Она уже дома: приглушенно слышен ее голос в зале. Посвежевшая от мороза, прислонилась спиной к печке и рассказывает о ком-то Павлу. «Он», «не советовал», а кто – не поймешь. И только когда сказала: «А бороду он сбрил», Толя заподозрил, что это Денисов – тот самый дед с молодыми глазами, который заходил в дом в первые дни войны. У мамы даже прорвалось: «Борис Николаевич». Значит, его величают Борисом Николаевичем.
Вечером Павел, прислушиваясь к голосу мамы в кухне, показал Толе листок. Листовка! Толя успел лишь рассмотреть плохо отпечатанный, но знакомый портрет и первые слова, непривычные, поразившие: «Братья и сестры!»
Мама работает
Играть в карты приходит и Владик Грабовский. Пока идет игра в шестьдесят шесть или в подкидного – скучает. Сразу оживляется, когда появляются охотники на «очко». Владик почти всегда проигрывает, он не умеет рассчитывать, с мрачной горячностью без конца бьет «по банку». При этом все знают, что в руке у него плохая карта, а в кармане уже и полмарки нет. Всем неловко становится от такой игры. Наконец Владик, не прощаясь, уходит с тысячным долгом. Через день-два появляется снова с деньгами и потому – в хорошем настроении.
– Маленький банчок соорудим, варяги?
О долге забыто: ни он, ни другие не напоминают. Несмотря на все это, Владик больше правится Толе в игре, чем Казик. Жигоцкий-младший – если удается уговорить его сыграть – колдует над картой, фукает на нее и сверху и снизу, много говорит, много смеется, деньги у него влажные.
Мама как-то совсем безразлична к тому, что в доме играют на деньги и что в этом участвует Толя. А Толя уже основательно втянулся. Когда он сел впервые и остался с выигрышем, ему сделалось тоскливо и чего-то жалко, будто он непоправимо испортил что-то, потерял навсегда. Он даже попытался вернуть Владику свой выигрыш, но Владик так мрачно посмотрел на него, что пришлось заткнуться. Теперь Толя проигрывает и выигрывает без особых угрызений совести. Ему нравится сам процесс игры. Берешь карту, не глядя, как можно небрежнее, – вторую, вскользь проводишь глазами и, хотя у тебя только тринадцать очков, спокойно говоришь, как Владик или Алексей:
– Попробуй набери.
Как-то в столовую вошла мама и сказала:
– Была в деревне. Неохотно уже меняют, да и нечего носить туда. Надо, Владичек, добиться, чтобы медпункт открыли и аптеку.
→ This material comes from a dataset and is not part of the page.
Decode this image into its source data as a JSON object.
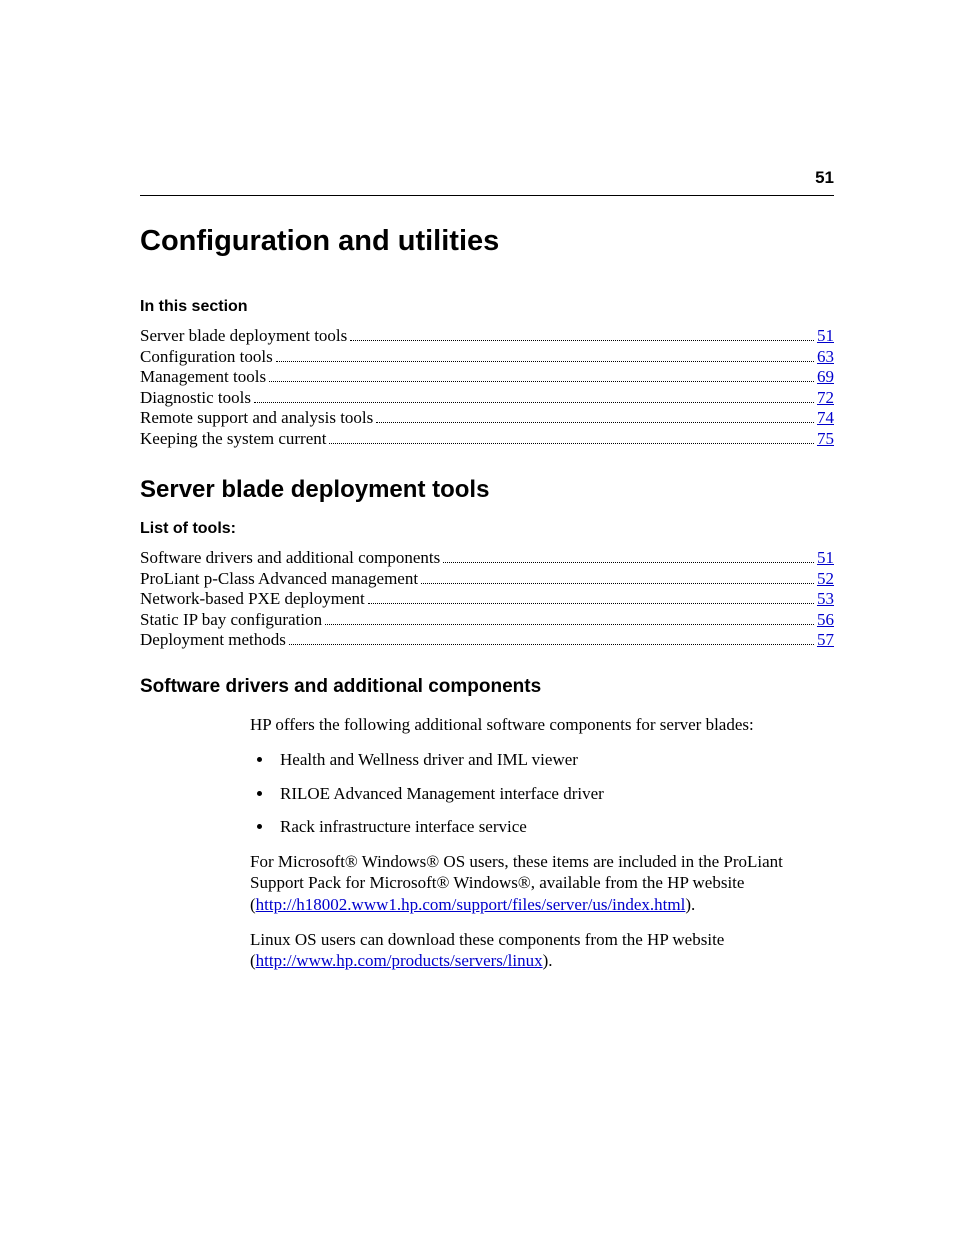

Все какой-то паек.
– Хорошо бы, – согласился Владик, протягивая ладонь со слепой картой банкомету Янеку.
– На сколько?
– Давай, – сердится Владик, – на все.
Янек конфузится: он знает, что у Владика нечем покрыть банк. А Владик уже загорелся живым интересом к маминому предложению:
– Я тоже думал, Анна Михайловна, и даже с Хвойницким говорил.
Владик не прочь намекнуть на знакомство с помощником Порфирки, и похоже, что он на самом деле знается с Хвойницким.
– Надо поехать в город, там у меня остались знакомые, – практически решает мама.
– Пишите записку – поеду.
Мама увела Владика в соседнюю комнату. Через пять минут он вышел в столовую с лицом значительным и веселым. Не выдержал и показал толстую пачку денег.